No no we're not anal retentive  its a competition about creativity and that was pretty creative - Your disclaimer did save you a bit though


----------



## Gizmo (29/11/13)

Okay guys we have decided to extended the competition due to popular demand -

New due to date for all submissions must be before - _*Sunday 1st December @ 15:00*_

Reactions: Like 2


----------



## Melinda (29/11/13)

@ Crafty...spectacular!!

Reactions: Like 1


----------



## Stroodlepuff (29/11/13)

We need more entries  come on people keep on posting your pics so this thread can stay at the top until Sunday!

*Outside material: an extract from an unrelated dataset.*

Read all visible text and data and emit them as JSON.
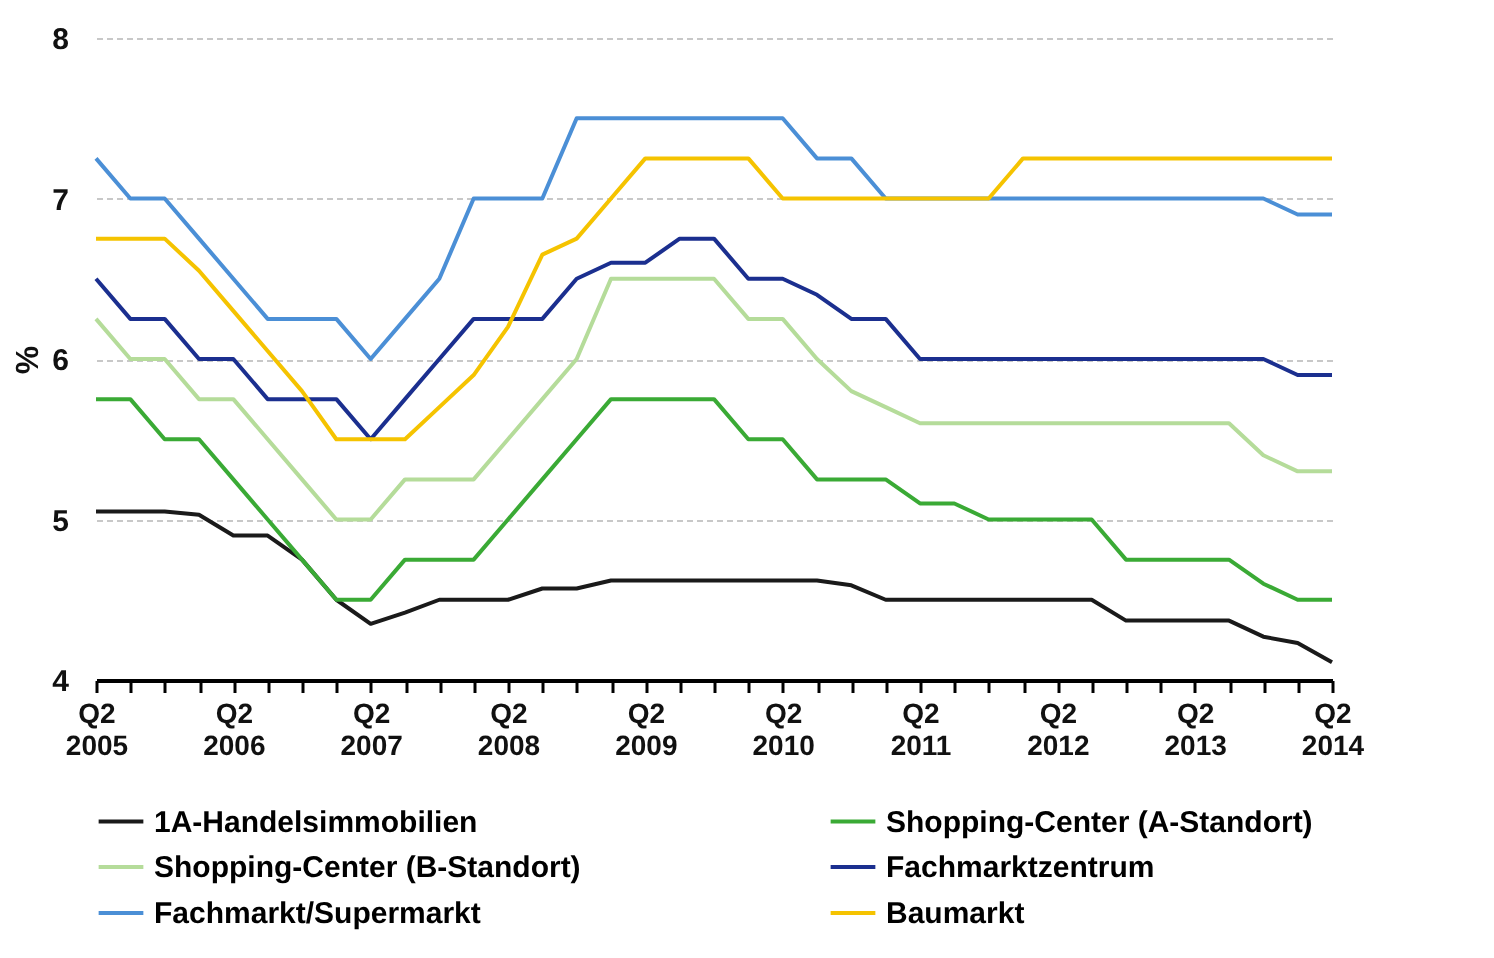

Enter enter enter its an awesome little Device which can be won


----------



## Riaz (29/11/13)

i cnt take any pics here at work.

my colleagues will think im crazy

ill do it when i get home


----------



## ET (29/11/13)

luckily my new part time job has left me all alone watching the premesis

Reactions: Like 3


----------



## vaalboy (29/11/13)

@ Crafty - classic bro!!

Reactions: Like 1


----------



## RIEFY (29/11/13)

Just for fun








Sent from my GT-I9500 using Tapatalk HD

Reactions: Like 3


----------



## Gizmo (29/11/13)

Last pick is sick CVS

Reactions: Like 1


----------



## RIEFY (29/11/13)

Thanks bro

Sent from my GT-I9500 using Tapatalk HD


----------



## Stroodlepuff (29/11/13)

very cool pics

Reactions: Like 1


----------



## ET (29/11/13)

any more smoke and darkwing duck will appear


----------



## Space_Cowboy (29/11/13)

Sent from my GT-I9500 using Tapatalk

Reactions: Like 1


----------



## Zegee (30/11/13)

Sorry 2nd pic fuzzy

Sent from my SM-N9005 using Tapatalk

Reactions: Like 3


----------



## Stroodlepuff (30/11/13)

BUMP!!!

Entries close tomorrow guys get those entries in!!!


----------



## Tw!st3dVaP0r (30/11/13)

Cape vaping supplies said:


> Just for fun
> 
> 
> 
> ...


Vape Kiss lol .. you guys should get a room 

awsum pic

Reactions: Like 1


----------



## Silver (1/12/13)

Wow, these pics are so cool. The vapour is awesome. Something for me to aspire to

Reactions: Like 1


----------



## Stroodlepuff (1/12/13)

*Top 5 will be announced at 15:00 today - with a poll thereafter to select the final winner - come ooon get those last minute entries in!*​

Reactions: Like 1


----------



## CraftyZA (1/12/13)

Stroodlepuff said:


> *Top 5 will be announced at 15:00 today - with a poll thereafter to select the final winner - come ooon get those last minute entries in!*​


T minus 6 minutes...

Reactions: Like 1


----------



## Derick (1/12/13)

Times up!


----------



## Stroodlepuff (1/12/13)

*Time is up and the top 5 have been announced - Cast your votes now!!!*​

Reactions: Like 2


----------



## Zegee (1/12/13)

where?


----------



## Derick (1/12/13)

Zegee said:


> where?


here you go
http://www.ecigssa.co.za/index.php?threads/top-5.428/


----------



## Tw!st3dVaP0r (1/12/13)

And if u dnt vote for me ull see.. ima tell my mommy 
lol just joking didnt even enter 

Sent from my GT-I9500 using Tapatalk

Reactions: Like 2


----------



## Zegee (1/12/13)

Damn didn't make the top 5  o well will vote now

sent from my EviC 2.0

Reactions: Like 1


----------



## Derick (1/12/13)

Zegee said:


> Damn didn't make the top 5  o well will vote now
> 
> sent from my EviC 2.0


 
We will be sending more products to Gizmo in the new year, so just enter the next competition

Reactions: Like 3


----------



## Zegee (1/12/13)

Derick said:


> We will be sending more products to Gizmo in the new year, so just enter the next competition


As a friend of mine would say 
" it's all gravy"

sent from my EviC 2.0

Reactions: Like 2


----------



## Johnny2Puffs (1/12/13)

Fred and me have sinus blockage in our left nostrils. So we can't enter. I am trying to swallow the vape and farting it out but the pics are gross. Sorry about that but I'm trying my best.

Reactions: Like 4


----------



## Derick (1/12/13)

haha, I would pay to see that


----------